In my prior post on Knowles v. Mirzayance, I noted the unusual lineup of the Justices who did and did not join Part II of the opinion, holding that the Ninth Circuit erred in not deferring to the prior state court adjudication. Justice Stevens, who tends to be among the most defendant-friendly of the Justices, joined this part, while Justice Scalia did not. The decision could have rested simply on Part III, that Mirzayance had no case even if the issue is reviewed from scratch.

A comment I received by phone today* from an informed source suggests an alternative to the explanations bouncing around the blogosphere. Perhaps Justice Stevens wanted to cut off a theory of ยง 2254(d) he saw as potentially raising a huge barrier for petitioners in the future.
In the oral argument, at page 19, Chief Justice Roberts says to DAG Steve Mercer,

CHIEF JUSTICE ROBERTS: I don't understand why you keep talking about Strickland. We sent this case back to the Ninth Circuit for further consideration in light of Carey v. Musladin. In that case we said that the grant of relief was unreasonable because of the lack of holdings from this Court regarding the potentially prejudicial effect of spectators' courtroom conduct of the kind involved here, which seems to me a much narrower focus on the level of generality than Strickland.
I would have thought you would have said --maybe you are saying -- that because we don't have a precedent from this Court rejecting the "nothing to lose" case, that that should be the end of it.
Then we have this exchange:

JUSTICE SCALIA: Excuse me. The issue is not whether it's unreasonable or not. The issue is whether it's an unreasonable application of -- of clearly established Supreme Court law.
MR. MERCER: Yes, Your Honor.
JUSTICE SCALIA: Reasonableness or unreasonableness is out of the question. You -- you first just have to look to Supreme Court law and say, is it conceivably an unreasonable application of that. And the -- and the answer to that is we -- we haven't decided the question of whether this is reasonable or unreasonable, and therefore, it cannot possibly be an unreasonable application of Supreme Court law.
JUSTICE STEVENS: That's his argument, not the one you've been making.
JUSTICE SCALIA: That's right. That seems to me --
JUSTICE STEVENS: You say the standard is Strickland.
A good time at the high court, with the Justices arguing among themselves and the attorney hardly getting a word in edgewise.

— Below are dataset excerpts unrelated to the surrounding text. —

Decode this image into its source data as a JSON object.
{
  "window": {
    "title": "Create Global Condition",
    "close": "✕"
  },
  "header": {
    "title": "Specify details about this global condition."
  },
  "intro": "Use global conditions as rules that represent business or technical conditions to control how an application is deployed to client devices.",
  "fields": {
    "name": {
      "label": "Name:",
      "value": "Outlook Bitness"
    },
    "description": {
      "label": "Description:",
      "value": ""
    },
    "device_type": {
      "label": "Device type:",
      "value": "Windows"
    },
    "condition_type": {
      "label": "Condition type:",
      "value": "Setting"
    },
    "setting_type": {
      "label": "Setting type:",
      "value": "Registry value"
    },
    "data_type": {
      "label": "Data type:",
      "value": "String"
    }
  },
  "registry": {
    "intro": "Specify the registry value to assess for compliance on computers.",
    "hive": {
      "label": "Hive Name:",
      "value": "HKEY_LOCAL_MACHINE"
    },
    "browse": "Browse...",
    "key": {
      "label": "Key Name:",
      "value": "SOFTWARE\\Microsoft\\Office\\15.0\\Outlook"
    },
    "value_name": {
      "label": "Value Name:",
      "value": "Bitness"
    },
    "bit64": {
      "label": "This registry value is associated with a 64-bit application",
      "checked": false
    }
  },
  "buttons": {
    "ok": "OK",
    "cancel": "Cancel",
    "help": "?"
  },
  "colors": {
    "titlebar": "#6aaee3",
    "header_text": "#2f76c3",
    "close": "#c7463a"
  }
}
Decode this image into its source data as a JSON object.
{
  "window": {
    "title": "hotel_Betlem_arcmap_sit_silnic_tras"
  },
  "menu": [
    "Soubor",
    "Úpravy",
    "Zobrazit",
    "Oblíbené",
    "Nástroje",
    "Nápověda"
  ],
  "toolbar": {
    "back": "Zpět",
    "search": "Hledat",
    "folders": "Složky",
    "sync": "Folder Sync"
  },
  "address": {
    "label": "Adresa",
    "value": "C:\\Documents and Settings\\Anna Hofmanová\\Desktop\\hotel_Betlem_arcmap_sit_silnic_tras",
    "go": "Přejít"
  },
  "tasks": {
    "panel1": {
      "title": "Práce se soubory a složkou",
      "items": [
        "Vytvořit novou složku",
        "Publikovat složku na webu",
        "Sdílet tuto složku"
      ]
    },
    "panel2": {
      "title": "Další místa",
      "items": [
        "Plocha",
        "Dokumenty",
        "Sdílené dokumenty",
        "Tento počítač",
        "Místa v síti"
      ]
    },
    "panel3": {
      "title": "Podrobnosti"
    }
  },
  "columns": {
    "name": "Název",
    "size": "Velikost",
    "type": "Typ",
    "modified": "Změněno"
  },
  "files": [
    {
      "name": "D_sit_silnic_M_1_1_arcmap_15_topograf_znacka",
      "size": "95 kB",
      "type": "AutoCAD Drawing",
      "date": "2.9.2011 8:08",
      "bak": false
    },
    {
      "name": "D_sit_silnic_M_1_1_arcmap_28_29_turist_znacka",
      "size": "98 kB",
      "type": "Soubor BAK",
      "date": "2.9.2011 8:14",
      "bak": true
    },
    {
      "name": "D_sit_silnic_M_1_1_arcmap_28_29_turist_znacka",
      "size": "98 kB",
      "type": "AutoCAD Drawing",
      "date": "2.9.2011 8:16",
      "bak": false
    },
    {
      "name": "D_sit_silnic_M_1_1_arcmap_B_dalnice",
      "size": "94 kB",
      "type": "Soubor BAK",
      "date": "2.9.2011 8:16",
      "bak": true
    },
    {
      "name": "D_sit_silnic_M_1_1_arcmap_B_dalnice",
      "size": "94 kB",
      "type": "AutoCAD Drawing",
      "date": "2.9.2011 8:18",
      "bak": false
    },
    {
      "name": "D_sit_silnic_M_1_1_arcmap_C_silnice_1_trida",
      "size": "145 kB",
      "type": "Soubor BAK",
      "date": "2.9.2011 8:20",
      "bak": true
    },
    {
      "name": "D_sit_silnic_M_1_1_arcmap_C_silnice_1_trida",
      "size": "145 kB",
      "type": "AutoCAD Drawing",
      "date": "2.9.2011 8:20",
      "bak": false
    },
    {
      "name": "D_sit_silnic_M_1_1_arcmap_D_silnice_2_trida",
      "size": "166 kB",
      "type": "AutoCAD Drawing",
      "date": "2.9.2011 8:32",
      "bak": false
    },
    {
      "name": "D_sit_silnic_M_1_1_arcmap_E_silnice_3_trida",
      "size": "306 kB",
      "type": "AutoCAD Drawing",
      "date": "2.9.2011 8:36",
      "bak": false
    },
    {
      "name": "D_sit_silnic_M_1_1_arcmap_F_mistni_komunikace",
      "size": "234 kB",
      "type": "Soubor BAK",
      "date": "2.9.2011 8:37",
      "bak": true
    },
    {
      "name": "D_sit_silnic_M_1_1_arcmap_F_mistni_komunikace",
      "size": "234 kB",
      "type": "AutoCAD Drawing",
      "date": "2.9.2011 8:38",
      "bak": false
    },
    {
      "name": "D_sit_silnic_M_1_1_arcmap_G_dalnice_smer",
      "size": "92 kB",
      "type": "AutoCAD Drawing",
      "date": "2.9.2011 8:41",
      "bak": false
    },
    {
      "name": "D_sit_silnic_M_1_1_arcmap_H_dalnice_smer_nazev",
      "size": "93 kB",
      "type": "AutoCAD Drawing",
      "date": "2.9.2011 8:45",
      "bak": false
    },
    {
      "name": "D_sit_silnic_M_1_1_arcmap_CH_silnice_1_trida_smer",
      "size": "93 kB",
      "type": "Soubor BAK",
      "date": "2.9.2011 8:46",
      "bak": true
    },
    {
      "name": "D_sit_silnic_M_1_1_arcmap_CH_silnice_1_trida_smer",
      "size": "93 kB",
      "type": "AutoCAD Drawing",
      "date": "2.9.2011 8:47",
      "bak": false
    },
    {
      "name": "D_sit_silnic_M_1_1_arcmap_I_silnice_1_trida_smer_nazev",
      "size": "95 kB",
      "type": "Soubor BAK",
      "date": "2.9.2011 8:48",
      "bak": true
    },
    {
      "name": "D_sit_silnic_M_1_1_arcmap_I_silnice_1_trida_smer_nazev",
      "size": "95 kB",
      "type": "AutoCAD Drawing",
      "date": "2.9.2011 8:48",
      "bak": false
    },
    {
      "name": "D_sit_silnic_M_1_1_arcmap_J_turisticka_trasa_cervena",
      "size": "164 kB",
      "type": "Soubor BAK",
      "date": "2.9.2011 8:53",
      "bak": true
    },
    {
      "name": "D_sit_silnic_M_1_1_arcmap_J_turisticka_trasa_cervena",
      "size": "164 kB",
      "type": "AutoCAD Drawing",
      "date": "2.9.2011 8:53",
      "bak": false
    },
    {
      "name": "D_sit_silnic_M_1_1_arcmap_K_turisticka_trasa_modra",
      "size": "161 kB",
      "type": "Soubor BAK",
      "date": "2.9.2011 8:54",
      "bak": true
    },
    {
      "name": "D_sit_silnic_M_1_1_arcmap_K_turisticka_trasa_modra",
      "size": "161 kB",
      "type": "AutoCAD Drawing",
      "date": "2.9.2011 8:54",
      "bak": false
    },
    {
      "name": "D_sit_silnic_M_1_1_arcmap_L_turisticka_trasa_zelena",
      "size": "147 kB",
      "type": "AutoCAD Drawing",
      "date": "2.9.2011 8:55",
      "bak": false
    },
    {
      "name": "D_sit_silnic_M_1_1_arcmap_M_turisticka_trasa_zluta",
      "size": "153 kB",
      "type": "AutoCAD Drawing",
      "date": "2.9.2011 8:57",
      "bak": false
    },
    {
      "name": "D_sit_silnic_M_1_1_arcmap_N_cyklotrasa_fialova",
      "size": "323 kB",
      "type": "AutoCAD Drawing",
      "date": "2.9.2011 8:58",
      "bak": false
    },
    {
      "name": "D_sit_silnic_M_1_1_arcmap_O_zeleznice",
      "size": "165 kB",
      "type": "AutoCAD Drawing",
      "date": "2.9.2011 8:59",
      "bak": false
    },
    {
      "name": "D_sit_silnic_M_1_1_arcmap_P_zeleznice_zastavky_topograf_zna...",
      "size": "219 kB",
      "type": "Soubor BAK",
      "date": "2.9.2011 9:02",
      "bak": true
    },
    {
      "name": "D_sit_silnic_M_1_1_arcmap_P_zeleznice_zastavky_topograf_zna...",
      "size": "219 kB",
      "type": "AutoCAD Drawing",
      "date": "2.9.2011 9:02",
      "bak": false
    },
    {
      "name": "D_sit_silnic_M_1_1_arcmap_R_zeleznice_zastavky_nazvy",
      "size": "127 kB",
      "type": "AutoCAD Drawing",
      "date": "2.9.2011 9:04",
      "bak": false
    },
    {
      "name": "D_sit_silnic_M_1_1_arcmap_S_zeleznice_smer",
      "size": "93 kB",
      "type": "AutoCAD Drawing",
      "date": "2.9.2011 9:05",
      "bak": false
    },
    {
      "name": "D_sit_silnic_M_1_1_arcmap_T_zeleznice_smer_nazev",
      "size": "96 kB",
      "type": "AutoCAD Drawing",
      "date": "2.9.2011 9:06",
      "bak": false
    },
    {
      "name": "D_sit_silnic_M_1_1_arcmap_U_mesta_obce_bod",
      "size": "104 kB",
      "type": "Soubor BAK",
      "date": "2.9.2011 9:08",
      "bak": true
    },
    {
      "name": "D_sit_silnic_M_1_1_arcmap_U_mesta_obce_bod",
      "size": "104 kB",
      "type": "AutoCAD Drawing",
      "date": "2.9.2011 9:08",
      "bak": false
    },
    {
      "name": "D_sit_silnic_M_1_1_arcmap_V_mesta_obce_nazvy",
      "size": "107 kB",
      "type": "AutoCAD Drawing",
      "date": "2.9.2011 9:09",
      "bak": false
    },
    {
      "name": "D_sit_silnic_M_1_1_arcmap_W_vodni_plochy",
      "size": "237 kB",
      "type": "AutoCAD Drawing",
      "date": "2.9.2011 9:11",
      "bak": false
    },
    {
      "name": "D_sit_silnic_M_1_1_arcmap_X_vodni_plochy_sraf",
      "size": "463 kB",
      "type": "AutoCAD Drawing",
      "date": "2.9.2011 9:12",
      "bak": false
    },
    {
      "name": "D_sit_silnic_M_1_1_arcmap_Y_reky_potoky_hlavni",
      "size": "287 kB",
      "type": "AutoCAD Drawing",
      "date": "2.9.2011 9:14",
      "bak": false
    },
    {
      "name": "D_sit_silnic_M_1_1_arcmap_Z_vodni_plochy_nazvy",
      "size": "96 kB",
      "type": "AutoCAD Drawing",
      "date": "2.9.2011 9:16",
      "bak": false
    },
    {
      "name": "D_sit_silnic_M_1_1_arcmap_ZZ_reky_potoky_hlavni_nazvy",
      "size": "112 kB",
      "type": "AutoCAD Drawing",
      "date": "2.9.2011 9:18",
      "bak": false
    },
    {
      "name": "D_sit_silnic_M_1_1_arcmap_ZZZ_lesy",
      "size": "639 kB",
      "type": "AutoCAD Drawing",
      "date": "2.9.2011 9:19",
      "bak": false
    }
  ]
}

Today's opinion, though, does not take the path that C.J. Roberts and J. Scalia suggested and that J. Stevens was concerned about. Instead, the opinion appears to preclude it. After deciding there is no clearly established law supporting an idiosyncratic "nothing to lose" rule, the opinion says the habeas court goes back to Strickland and applies the general standard. That, perhaps, is why Justice Stevens joins this part and Justice Scalia does not.

This makes more sense than any other theory I have heard.

* I get significantly more feedback by email and phone than I do via comments on the blog itself. I suspect that is an aspect of the readership of the blog.